November 28th, 2005 at 10:39 am
For the past 2 weeks the big hadline story in the local press is what happened in the Puerto Rico legislature. In steps this is the story:
1. The legislature get funds from American Homeland Security Department to install video cameras throughout the legislature building for allegedly security purposes.
2. A Senator is captured on video saying goodby to a lady in the parking lot with a kiss in the cheek. The legislator belongs to a faction of the statehood party that supports the president of the senate.
3. Legislators from another faction of the statehood party that wants to have the president of the senate removed and control the security department (and their videos) in the legislature, in a press conference say they have seen the video and in the video the Senator is shown to be sexually attacking a women. This other faction wants a former governor of Puerto Rico to be president of the Senate. A contracted advisor to the former governor was the person who allegedly obtained the “sexual attack” video and started the whole thing.

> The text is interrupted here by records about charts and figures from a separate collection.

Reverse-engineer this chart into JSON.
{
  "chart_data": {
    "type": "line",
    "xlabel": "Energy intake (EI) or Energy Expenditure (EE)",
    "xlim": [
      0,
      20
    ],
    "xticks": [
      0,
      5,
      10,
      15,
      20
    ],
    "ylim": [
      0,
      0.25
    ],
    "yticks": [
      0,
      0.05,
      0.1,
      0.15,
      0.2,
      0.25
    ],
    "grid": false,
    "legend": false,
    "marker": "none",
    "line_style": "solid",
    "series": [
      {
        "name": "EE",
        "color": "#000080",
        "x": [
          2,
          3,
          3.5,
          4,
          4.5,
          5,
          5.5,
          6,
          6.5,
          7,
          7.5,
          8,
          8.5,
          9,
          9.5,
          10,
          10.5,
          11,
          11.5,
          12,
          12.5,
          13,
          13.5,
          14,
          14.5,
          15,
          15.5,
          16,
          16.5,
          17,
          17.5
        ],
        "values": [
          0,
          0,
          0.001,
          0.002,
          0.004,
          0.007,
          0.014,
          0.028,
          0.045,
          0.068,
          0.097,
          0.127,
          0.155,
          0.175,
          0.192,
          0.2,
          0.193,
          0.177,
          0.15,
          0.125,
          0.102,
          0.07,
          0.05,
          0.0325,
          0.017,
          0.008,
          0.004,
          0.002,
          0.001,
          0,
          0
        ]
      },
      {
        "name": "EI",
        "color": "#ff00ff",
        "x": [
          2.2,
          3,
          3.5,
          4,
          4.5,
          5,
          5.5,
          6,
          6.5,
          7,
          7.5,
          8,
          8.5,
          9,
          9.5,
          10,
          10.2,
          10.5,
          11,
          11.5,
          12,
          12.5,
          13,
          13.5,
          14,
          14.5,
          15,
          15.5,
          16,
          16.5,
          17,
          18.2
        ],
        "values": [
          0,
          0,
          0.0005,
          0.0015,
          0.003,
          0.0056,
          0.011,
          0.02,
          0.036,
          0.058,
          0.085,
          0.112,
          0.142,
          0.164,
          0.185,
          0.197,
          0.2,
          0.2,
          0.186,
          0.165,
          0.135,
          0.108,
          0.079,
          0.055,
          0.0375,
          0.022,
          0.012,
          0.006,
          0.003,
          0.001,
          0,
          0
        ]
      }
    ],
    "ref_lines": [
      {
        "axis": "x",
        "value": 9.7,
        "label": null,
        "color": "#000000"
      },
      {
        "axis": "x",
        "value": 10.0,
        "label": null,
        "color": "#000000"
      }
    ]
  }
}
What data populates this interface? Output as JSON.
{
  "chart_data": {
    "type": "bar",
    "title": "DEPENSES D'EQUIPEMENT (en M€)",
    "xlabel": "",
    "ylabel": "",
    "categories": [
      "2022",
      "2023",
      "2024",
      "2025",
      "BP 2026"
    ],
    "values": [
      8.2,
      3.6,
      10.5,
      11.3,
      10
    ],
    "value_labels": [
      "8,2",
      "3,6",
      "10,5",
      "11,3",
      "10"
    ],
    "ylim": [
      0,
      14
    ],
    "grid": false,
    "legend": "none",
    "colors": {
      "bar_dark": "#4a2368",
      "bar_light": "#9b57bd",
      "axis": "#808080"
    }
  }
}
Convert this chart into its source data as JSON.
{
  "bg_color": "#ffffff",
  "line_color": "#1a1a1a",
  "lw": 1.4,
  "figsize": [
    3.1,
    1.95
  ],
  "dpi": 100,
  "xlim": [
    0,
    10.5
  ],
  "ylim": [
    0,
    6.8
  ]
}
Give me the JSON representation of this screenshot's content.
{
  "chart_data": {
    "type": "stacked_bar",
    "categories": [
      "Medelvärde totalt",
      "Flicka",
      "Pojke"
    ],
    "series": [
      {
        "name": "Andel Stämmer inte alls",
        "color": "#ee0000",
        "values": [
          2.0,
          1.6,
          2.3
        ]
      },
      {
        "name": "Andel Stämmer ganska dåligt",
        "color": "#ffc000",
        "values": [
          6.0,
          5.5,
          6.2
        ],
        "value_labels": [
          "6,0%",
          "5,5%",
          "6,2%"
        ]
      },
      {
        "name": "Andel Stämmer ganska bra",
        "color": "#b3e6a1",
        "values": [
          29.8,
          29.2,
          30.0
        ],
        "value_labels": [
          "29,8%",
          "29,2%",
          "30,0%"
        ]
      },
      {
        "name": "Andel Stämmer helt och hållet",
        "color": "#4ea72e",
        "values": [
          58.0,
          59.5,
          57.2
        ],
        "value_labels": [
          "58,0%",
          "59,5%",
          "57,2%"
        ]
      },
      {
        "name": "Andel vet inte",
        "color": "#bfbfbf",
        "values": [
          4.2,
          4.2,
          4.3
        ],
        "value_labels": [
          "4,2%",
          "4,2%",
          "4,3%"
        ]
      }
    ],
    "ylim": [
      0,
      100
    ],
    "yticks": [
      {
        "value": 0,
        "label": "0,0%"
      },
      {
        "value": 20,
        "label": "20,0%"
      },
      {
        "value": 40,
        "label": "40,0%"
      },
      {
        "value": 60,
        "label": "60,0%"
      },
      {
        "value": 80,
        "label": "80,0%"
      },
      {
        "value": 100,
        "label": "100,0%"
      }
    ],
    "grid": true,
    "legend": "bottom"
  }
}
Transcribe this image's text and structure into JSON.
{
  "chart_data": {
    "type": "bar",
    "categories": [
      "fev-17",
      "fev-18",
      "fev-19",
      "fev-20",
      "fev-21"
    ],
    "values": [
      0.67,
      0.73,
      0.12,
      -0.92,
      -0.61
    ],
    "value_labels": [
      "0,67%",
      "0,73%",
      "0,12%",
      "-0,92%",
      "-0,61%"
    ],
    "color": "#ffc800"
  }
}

4. Because Homeland Security funds were used for acquire the video equipment, the FBI is now involved after a complaint has been filed by the director of security at the legislature. She claims that she was pressured by a political leader to cover up what had hapenned.
5. A Senate comission has been set up to investigate the use of the videos for political and defamation purpose by well known political figures and their employees. No video showing showing a sexual attack has been found. The director of security has testified that she was pressured by a political leader to cover up what had hapenned.
The meaning of the story: No one can be trusted to handle collected data (or videos) of the people. It can be used to blackmail the people by unscrupulous individuals, even elected politicians.